OUR LIVING UNION
Luke 20:27-38
Twenty-Fourth Sunday after Pentecost
(Proper 27–Sunday Between November 6 and 12 Inclusive)
analysis by Mike Hoy
27Some Sadducees, those who say there is no resurrection, came to him 28and asked him a question. “Teacher, Moses wrote for us that if a man’s brother dies, leaving a wife but no children, the man shall marry the widow and raise up children for his brother. 29Now there were seven brothers; the first married, and died childless; 30then the second 31and the third married her, and so in the same way all seven died childless. 32In the resurrection, therefore, whose wife will the woman be? For the seven had married her.” 34Jesus said to them, “Those who belong to this age marry and are given in marriage; 35but those who are considered worthy of a place in that age and in the resurrection from the dead neither marry nor are given in marriage. 36Indeed they cannot die anymore, because they are like angels and are children of God, being children of the resurrection. 37And the fact that the dead are raised Moses himself showed, in the story about the bush, where he speaks of the Lord as the God of Abraham, the God of Isaac, and the God of Jacob. 38Now he is God not of the dead but of the living; for to him all of them are alive.”
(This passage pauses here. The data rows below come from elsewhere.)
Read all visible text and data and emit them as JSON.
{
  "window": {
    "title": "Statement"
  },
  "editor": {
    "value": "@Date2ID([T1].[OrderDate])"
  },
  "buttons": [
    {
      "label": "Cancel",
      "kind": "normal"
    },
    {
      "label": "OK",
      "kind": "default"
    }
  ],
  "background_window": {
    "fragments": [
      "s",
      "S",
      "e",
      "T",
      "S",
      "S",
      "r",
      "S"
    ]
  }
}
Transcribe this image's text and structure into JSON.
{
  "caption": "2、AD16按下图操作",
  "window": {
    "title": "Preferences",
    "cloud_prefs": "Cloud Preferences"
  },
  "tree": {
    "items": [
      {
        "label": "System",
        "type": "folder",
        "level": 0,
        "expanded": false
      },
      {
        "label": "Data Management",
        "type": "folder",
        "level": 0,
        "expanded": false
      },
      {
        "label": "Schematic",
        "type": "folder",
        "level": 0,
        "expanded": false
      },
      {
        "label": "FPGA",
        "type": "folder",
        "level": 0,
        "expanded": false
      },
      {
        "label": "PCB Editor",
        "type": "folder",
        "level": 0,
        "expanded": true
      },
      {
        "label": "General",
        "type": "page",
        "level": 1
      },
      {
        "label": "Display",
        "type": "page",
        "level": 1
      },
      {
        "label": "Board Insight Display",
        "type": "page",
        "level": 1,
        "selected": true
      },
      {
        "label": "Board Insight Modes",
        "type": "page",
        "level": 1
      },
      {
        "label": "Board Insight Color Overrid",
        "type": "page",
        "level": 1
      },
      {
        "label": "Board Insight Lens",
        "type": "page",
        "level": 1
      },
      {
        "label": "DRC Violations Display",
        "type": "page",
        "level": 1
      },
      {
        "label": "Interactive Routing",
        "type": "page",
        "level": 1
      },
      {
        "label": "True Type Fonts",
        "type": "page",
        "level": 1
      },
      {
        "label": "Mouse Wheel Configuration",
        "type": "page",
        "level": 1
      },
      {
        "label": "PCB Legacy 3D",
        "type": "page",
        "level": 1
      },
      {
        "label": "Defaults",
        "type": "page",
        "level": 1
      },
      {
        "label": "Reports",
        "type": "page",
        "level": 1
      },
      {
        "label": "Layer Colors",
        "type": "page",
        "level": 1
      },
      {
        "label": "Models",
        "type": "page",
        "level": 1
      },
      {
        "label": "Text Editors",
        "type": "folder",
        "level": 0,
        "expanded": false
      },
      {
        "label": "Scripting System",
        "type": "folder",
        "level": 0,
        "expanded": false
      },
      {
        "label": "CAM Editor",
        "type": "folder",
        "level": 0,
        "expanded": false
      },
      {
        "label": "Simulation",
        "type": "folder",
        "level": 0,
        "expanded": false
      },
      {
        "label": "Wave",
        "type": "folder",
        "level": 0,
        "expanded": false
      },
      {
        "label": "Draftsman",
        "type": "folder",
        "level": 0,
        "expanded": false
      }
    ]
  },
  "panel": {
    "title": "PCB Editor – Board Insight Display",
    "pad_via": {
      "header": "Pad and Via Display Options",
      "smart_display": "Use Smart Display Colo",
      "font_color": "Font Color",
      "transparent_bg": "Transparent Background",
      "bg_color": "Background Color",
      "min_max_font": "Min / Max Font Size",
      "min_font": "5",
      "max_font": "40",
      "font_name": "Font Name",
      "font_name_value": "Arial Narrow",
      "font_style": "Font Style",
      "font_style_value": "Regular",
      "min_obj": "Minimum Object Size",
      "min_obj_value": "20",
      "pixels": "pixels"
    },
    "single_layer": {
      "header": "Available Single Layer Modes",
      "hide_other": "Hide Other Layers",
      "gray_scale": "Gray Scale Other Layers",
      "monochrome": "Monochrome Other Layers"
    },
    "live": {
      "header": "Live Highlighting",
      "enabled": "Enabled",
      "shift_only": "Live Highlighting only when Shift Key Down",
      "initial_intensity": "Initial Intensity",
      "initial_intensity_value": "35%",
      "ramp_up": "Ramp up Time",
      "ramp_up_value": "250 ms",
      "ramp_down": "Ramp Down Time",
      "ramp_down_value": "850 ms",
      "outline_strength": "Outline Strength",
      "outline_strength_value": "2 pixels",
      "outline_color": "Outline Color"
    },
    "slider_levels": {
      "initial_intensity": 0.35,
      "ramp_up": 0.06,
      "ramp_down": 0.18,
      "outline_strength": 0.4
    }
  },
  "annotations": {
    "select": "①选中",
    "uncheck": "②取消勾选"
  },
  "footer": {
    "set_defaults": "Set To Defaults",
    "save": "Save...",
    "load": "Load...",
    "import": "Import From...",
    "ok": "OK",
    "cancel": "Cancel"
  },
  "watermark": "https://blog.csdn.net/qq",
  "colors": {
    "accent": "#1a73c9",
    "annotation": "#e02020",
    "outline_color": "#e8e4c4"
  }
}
DIAGNOSIS: Belonging to this Age
Step 1–Initial Diagnosis: Marrying and Giving in Marriage
The saying goes that “the Sadducees are sad, you see.” This polemical encounter with Jesus is the only place in Luke’s gospel in which they, the Sadducees, are mentioned (that, in itself, may be an ominous note). But their sadness (even though they may not see themselves that way) is that they have nothing more than this age on which to base their hopes and dreams. Their sardonic riddle about the resurrection sets them as polar “conservatives” in the spectrum of the more “liberal” Pharisees. But the Saduccees’ question has less to do with doctrinal debate as it has to do with their legal insistence on the status quo–leave life the way it is, with all its marrying and giving in marriage (among all that also constitutes our worldly arrangements). However much there may be talk among (“conservative”?) Christians about otherworldly dimensions, even here the status quo is desired. We are no less sad (even though we, too, may not see ourselves that way).
Step 2–Advanced Diagnosis: Without Hope
The question of the Sadducees displays that they have no hope in ever getting beyond “this age.” In fact, they are proud of it. But such pride begets the fall. Our own hopelessness is evident in how we either seek to escape from our worldliness or how seek to remain pristine in a totally secular value system. Either way, there is no escaping the truth that our hearts are far from seeing any bigger picture than the one we have, in all our smugness.
Step 3–Final Diagnosis: God of the Dead
Jesus, for his part, is not embarrassed by the question (as the Sadducees intended), but ups-the-ante. Only those get to participate in the resurrection who are “accounted worthy.” Now you see why the Sadducees are sad–and so are we, in our resurrection-less spirits. The only God we end up having is the God of the dead, as we must become. There is nothing so cruel about the truth of election than to consider that we may not be among the elect.
PROGNOSIS: Belonging to the Age of Resurrection
Step 4–Initial Prognosis: God of the Living
But what if, as indeed is the hope, that Jesus is the one who now stands before us sad, hopeless beings, giving us his worthiness that accounts us among the living, among the elect?! When all the cards are laid on the table, Jesus holds the Trump to see us through the Last Trumpet. God is our God, who cherishes us and raises us up as worthy through Christ.
Step 5–Advanced Prognosis: Hoping in Faith
The hope that Christ inspires in us sees us beyond the smugness of our being, helping us to let go of our shallow hopes and dreams, and to find, as the true source of our pride, the merits of our Lord. The fuller hope that we already have in faith is that there are places for us in that new age in Christ yet unimagined. We get to stand in good company with our Lord Jesus. Consider this next time at the Eucharist, where we are gathered in some private moment, but with those around us, with saints of all ages, and with angels and archangels and the whole company of heaven. All of this, in this moment, happens in faith in our lives, here and now.
Step 6–Final Prognosis: Children of the Resurrection
And here and now is where we continue to live, marrying and giving in marriage, working, politicking. But no longer do we do so as people only of this age. We do so with the titles of “children of the resurrection,” raising up spouses, co-workers, authorities. It really is quite revolutionary, antiquating the “conservative” status quo. But God uses us as his cooperators of the new age coming.